Frau M: „Ein Kissen und 2 Minuten reichen, damit es mir die nächsten Stunden besser geht.“

Ich: „Sind Sie damit einverstanden, zuerst die Testbewegung durchzuführen (bei Frau M. ist die Testbewegung, die ihre Beschwerden am ehesten repräsentiert, den Rumpf nach hinten zu bewegen), dann einen zweiminütigen Kopfstand hier auszuüben und anschließend erneut die Testbewegung zu machen und das Ergebnis zu bewerten?“

Ich beobachte ein siegessicheres Strahlen im Gesicht von Frau M. und höre ein flottes okay.

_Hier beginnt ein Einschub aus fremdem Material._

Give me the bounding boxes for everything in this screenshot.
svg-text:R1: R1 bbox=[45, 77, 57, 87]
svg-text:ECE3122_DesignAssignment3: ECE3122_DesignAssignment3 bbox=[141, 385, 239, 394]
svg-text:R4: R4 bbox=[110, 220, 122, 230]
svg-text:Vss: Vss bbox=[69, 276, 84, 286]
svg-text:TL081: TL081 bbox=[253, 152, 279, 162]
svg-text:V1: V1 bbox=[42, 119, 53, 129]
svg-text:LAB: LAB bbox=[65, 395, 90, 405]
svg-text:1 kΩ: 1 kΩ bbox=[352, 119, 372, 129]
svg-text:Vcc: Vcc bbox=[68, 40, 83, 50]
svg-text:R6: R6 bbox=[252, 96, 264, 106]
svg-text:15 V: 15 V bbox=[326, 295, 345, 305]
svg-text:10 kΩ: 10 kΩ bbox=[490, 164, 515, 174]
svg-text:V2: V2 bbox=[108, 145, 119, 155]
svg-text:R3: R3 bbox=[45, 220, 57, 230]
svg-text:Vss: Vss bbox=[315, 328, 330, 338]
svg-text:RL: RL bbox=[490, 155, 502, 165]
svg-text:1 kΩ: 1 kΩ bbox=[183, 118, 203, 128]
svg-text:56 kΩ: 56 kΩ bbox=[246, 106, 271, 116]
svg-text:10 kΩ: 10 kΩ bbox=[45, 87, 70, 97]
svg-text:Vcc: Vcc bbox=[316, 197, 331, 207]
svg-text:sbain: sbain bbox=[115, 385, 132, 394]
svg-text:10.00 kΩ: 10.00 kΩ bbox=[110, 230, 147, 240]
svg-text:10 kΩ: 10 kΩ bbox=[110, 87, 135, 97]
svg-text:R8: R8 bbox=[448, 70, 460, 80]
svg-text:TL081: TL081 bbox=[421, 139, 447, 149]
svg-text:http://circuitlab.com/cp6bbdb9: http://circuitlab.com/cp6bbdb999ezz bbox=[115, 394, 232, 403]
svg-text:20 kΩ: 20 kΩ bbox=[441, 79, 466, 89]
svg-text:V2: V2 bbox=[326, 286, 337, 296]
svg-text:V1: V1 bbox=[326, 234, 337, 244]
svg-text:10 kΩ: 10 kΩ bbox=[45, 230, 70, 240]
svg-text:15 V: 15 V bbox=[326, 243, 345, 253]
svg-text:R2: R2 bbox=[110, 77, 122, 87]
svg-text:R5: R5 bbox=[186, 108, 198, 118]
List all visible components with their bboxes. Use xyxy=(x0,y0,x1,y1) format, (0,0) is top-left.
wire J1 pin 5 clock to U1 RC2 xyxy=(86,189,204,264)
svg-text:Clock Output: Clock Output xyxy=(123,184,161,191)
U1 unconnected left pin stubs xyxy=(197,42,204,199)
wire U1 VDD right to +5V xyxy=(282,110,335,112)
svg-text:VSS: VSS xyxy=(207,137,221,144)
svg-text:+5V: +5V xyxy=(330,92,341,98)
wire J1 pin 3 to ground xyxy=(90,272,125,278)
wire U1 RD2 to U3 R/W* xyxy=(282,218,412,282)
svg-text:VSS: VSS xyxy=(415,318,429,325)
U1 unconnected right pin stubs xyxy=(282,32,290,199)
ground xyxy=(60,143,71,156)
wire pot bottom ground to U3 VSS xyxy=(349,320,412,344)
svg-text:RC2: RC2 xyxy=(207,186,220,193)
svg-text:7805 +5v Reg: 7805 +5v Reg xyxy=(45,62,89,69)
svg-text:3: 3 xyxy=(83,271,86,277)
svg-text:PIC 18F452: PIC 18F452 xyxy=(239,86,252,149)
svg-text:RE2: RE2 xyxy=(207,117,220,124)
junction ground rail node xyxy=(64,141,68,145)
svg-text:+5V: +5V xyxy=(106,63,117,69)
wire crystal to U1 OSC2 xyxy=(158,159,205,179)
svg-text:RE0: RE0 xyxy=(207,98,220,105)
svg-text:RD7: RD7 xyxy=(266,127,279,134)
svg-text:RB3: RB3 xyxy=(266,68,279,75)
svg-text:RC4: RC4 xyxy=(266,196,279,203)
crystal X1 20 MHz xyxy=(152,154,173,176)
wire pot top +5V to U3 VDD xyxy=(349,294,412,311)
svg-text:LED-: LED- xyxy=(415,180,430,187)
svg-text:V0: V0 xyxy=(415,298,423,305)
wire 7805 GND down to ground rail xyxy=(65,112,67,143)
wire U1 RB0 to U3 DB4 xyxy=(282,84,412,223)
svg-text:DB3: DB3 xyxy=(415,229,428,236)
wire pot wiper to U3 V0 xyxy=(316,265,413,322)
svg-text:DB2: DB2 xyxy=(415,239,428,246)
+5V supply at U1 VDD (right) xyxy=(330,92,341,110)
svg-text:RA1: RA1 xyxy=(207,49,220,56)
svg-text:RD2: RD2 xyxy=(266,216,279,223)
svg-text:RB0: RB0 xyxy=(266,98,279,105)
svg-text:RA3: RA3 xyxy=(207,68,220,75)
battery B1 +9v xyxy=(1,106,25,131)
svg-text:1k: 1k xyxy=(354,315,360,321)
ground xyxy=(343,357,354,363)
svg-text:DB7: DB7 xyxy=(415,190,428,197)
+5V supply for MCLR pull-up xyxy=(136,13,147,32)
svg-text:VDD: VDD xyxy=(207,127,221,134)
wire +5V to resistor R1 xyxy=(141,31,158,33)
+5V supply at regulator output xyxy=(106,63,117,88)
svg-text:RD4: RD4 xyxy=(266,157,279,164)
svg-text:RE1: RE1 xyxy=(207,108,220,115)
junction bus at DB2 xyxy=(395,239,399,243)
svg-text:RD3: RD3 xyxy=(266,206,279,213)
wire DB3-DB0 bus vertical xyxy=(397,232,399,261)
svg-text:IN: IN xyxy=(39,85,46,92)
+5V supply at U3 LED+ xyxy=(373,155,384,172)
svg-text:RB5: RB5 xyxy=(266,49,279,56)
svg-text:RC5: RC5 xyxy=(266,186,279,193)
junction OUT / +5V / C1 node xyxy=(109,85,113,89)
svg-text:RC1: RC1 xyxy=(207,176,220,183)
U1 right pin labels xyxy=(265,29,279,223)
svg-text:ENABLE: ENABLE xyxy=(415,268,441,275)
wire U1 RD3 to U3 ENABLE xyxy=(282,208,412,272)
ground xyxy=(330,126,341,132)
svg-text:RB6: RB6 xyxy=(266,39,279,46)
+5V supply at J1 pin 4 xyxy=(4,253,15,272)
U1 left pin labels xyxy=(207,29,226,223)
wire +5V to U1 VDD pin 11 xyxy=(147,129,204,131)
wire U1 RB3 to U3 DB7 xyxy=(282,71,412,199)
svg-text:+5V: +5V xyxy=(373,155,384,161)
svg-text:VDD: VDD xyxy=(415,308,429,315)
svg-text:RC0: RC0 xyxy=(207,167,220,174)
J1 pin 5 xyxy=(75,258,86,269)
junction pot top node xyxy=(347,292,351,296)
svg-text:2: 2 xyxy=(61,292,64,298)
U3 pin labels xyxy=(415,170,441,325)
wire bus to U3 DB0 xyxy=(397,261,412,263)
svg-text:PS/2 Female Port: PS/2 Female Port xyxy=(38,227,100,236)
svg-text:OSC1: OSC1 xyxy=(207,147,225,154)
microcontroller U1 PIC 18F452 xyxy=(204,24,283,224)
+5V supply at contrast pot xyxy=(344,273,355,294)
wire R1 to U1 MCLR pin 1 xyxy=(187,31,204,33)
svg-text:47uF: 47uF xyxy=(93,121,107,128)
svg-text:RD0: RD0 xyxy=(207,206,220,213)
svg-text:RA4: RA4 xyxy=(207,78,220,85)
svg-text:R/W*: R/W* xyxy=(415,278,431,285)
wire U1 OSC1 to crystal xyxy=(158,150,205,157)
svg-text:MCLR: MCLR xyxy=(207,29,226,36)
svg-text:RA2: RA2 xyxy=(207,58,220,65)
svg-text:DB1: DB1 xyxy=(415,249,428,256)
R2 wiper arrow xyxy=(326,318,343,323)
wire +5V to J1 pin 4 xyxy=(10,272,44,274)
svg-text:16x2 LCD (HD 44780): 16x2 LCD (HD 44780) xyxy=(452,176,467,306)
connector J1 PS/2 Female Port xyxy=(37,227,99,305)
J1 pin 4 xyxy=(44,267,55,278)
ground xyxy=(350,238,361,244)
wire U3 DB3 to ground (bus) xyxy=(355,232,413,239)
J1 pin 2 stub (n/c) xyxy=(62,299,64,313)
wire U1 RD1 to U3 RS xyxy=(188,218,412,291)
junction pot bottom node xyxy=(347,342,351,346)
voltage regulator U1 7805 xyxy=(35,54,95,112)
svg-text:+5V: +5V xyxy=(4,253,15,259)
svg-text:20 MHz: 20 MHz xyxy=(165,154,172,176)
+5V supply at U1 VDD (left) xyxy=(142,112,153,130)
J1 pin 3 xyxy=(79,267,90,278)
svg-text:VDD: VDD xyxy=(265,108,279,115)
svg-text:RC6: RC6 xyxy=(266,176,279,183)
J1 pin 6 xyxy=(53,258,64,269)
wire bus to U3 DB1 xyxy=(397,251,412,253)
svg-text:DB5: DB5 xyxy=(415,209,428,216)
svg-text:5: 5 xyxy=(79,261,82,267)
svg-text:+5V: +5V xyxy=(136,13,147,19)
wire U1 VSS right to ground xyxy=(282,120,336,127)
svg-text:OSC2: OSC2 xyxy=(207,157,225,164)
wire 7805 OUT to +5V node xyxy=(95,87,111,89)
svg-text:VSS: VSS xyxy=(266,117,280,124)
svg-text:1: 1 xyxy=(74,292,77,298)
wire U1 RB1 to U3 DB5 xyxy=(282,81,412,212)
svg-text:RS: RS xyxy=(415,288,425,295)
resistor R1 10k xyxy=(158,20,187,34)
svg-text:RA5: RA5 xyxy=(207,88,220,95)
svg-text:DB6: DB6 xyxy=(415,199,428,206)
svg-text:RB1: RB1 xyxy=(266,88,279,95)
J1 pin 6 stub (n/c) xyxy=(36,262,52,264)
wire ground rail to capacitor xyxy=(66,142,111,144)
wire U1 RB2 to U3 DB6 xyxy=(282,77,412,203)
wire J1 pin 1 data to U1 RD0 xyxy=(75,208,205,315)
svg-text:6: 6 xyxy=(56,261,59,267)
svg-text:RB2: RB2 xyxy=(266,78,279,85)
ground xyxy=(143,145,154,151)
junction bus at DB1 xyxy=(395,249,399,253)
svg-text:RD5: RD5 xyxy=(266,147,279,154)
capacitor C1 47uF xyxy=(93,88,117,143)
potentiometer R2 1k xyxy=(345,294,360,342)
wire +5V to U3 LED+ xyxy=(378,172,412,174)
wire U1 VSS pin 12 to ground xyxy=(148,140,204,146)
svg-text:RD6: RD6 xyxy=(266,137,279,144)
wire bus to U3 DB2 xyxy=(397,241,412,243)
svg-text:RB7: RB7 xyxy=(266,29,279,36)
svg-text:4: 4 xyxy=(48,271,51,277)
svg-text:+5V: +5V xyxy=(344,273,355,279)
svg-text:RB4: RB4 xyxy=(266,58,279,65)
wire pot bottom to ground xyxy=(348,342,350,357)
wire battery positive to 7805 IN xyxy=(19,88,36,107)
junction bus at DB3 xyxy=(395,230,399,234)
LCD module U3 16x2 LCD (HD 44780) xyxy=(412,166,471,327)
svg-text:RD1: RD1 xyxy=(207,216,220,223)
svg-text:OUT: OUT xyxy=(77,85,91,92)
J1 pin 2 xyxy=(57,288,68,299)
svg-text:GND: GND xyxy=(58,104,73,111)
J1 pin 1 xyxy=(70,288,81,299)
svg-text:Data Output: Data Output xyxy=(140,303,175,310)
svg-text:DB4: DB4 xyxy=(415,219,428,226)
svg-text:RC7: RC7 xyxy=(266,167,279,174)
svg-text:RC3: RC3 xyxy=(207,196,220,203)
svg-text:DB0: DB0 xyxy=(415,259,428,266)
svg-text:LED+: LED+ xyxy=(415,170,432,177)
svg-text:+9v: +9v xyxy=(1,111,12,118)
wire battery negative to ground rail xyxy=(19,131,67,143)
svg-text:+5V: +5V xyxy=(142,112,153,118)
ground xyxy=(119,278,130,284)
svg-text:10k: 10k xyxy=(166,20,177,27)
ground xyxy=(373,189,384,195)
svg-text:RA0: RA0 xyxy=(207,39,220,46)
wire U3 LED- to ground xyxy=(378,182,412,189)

Nach gemeinsamer Abwägung möglicher Kontraindikationen und der Verbesserung und Unterstützung bei der Durchführung des Kopfstandes war ich selbst verblüfft, wie viel leichter und mit wie viel weniger Schmerzsensationen die Rumpfbeuge nach hinten möglich war. Der nächste Schritt bestand darin eine Bewegung zu finden, die eine ähnliche Wirkung wie der Kopfstand erzielen würde, und damit im Büro oder unterwegs durchführbar wäre.


Ich kann unterschiedliche Erklärungsmodelle anbringen, weshalb der Kopfstand in dieser Situation wirkt – aber wozu? Stattdessen möchte ich an Steve de Shazer erinnern, der mich lehrte nichts reparieren/verändern zu wollen, wenn etwas/es gut funktioniert.